A specialist AR recovery team typically recovers 60-75% of eligible claims in the 90-120 day bucket when engaged before timely filing limits close. MBC targets this range. Recovery rate drops significantly for 120+ day claims approaching timely filing limits, and falls to near zero for claims past the payer’s appeal window. The earlier AR recovery starts, the higher the recovery percentage.

Q4. Why do standard billing companies fail at old AR recovery?

Standard billing companies prioritize current claim volume — the workflow that generates their ongoing revenue. Aged claims require a separate, dedicated operational team with time to perform root-cause analysis, construct payer-specific appeal packages, initiate peer-to-peer reviews for medical necessity denials, and track timely filing deadlines per claim. These are not functions that current billing workflow allocates resources to.

Q5. What is peer-to-peer review in AR recovery and when is it used?

Peer-to-peer review is a process where the treating physician directly argues medical necessity with the payer’s medical director for a denied procedure.

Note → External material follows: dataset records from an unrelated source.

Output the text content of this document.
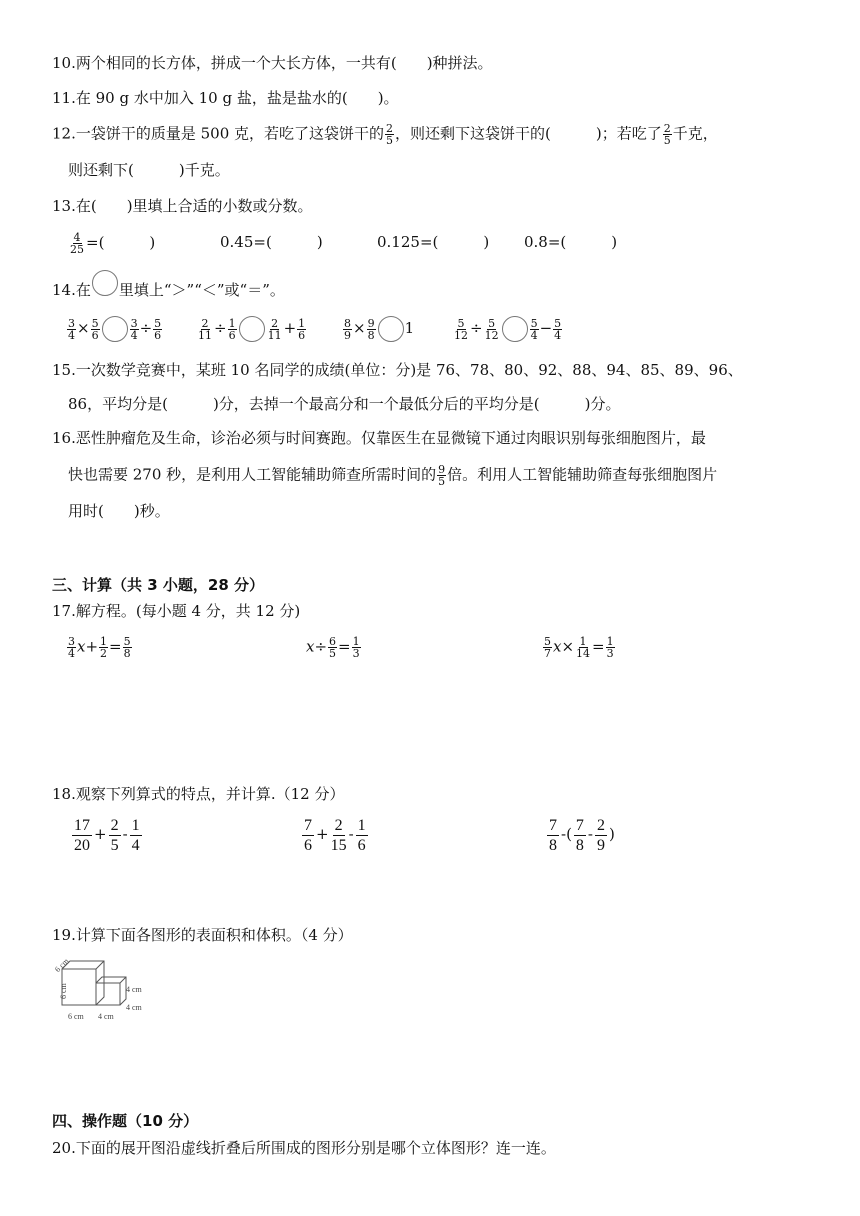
10.两个相同的长方体，拼成一个大长方体，一共有(　　)种拼法。
11.在 90 g 水中加入 10 g 盐，盐是盐水的(　　)。
12.一袋饼干的质量是 500 克，若吃了这袋饼干的 $\frac{2}{5}$ ，则还剩下这袋饼干的(　　　)；若吃了 $\frac{2}{5}$ 千克，
则还剩下(　　　)千克。
13.在(　　)里填上合适的小数或分数。
$\frac{4}{25}$ =(　　　)	0.45=(　　　)	0.125=(　　　) 0.8=(　　　)
14.在 里填上“＞”“＜”或“＝”。
$\frac{3}{4} \times \frac{5}{6}$	$\frac{3}{4} \div \frac{5}{6}$	$\frac{2}{11} \div \frac{1}{6}$	$\frac{2}{11} + \frac{1}{6}$	$\frac{8}{9} \times \frac{9}{8} 1$	$\frac{5}{12} \div \frac{5}{12}$	$\frac{5}{4} - \frac{5}{4}$
15.一次数学竞赛中，某班 10 名同学的成绩(单位：分)是 76、78、80、92、88、94、85、89、96、
86，平均分是(　　　)分，去掉一个最高分和一个最低分后的平均分是(　　　)分。
16.恶性肿瘤危及生命，诊治必须与时间赛跑。仅靠医生在显微镜下通过肉眼识别每张细胞图片，最
快也需要 270 秒，是利用人工智能辅助筛查所需时间的 $\frac{9}{5}$ 倍。利用人工智能辅助筛查每张细胞图片
用时(　　)秒。
三、计算（共 3 小题，28 分）
17.解方程。(每小题 4 分，共 12 分)
$\frac{3}{4} x+ \frac{1}{2} = \frac{5}{8}$	$x\div \frac{6}{5} = \frac{1}{3}$	$\frac{5}{7} x\times \frac{1}{14} = \frac{1}{3}$
18.观察下列算式的特点，并计算.（12 分）
$\frac{17}{20} + \frac{2}{5} - \frac{1}{4}$	$\frac{7}{6} + \frac{2}{15} - \frac{1}{6}$	$\frac{7}{8}$ -( $\frac{7}{8} - \frac{2}{9}$ )
19.计算下面各图形的表面积和体积。（4 分）
6 cm
6 cm
6 cm 4 cm
4 cm
4 cm
四、操作题（10 分）
20.下面的展开图沿虚线折叠后所围成的图形分别是哪个立体图形？连一连。
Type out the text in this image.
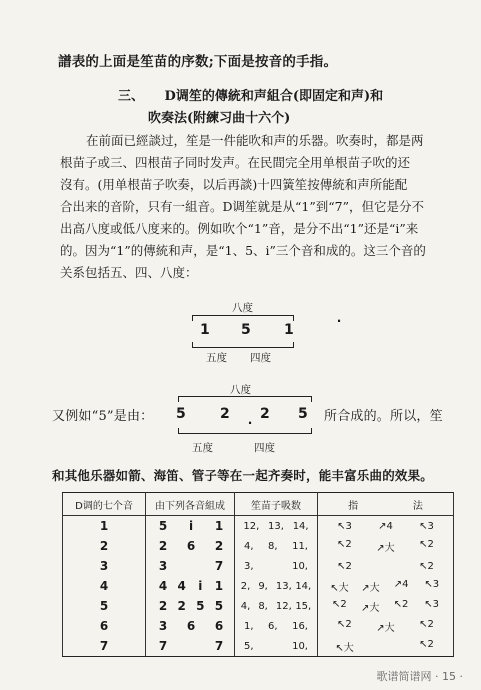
譜表的上面是笙苗的序数;下面是按音的手指。
三、 D调笙的傳統和声組合(即固定和声)和
吹奏法(附練习曲十六个)
在前面已經談过，笙是一件能吹和声的乐器。吹奏时，都是两
根苗子或三、四根苗子同时发声。在民間完全用单根苗子吹的还
沒有。(用单根苗子吹奏，以后再談)十四簧笙按傳統和声所能配
合出来的音阶，只有一組音。D调笙就是从“1”到“7”，但它是分不
出高八度或低八度来的。例如吹个“1”音，是分不出“1”还是“i”来
的。因为“1”的傳統和声，是“1、5、i”三个音和成的。这三个音的
关系包括五、四、八度：
八度
1 5 1 ·
五度 四度
又例如“5”是由：
八度
5 ·	2 2 5
五度	四度
所合成的。所以，笙
和其他乐器如箭、海笛、管子等在一起齐奏时，能丰富乐曲的效果。
D调的七个音	由下列各音組成	笙苗子吸数	指 法
1	5 i 1	12, 13, 14,	↖3 ↗4 ↖3

2	2 6 2	4, 8, 11,	↖2 ↗大 ↖2

3	3 7	3, 10,	↖2 ↖2

4	4 4 i 1	2, 9, 13, 14,	↖大 ↗大 ↗4 ↖3

5	2 2 5 5	4, 8, 12, 15,	↖2 ↗大 ↖2 ↖3

6	3 6 6	1, 6, 16,	↖2 ↗大 ↖2

7	7 7	5, 10,	↖大 ↖2
歌谱简谱网 · 15 ·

It is used for medical necessity denials — typically the most common driver of high-value old AR in complex specialties like cardiology, orthopedics, and interventional pain. When initiated within 30 days of denial, peer-to-peer review converts denials to approvals at 60-78%.

Q6. What is a timely filing limit and how does it affect AR recovery?

A timely filing limit is the deadline set by a payer for initial claim submission and for appeal of a denied claim. Medicare requires initial submission within 12 months of date of service and appeals within 120 days of denial. Commercial payers typically require initial submission within 90-180 days. Once a timely filing limit passes, the claim cannot be collected — making deadline tracking the most critical function in AR recovery.

Q7. How does MBC’s old AR recovery service work?

MBC’s Old AR Recovery begins with a complete AR audit: every claim in the 90-120+ day bucket is categorized by payer, denial reason, dollar value, and timely filing deadline. Claims are prioritized by recovery probability and deadline urgency. High-value claims near timely filing limits are worked first. Medical necessity denials receive peer-to-peer review requests. Denial patterns found during recovery are applied as suppression rules to prevent recurrence in current billing.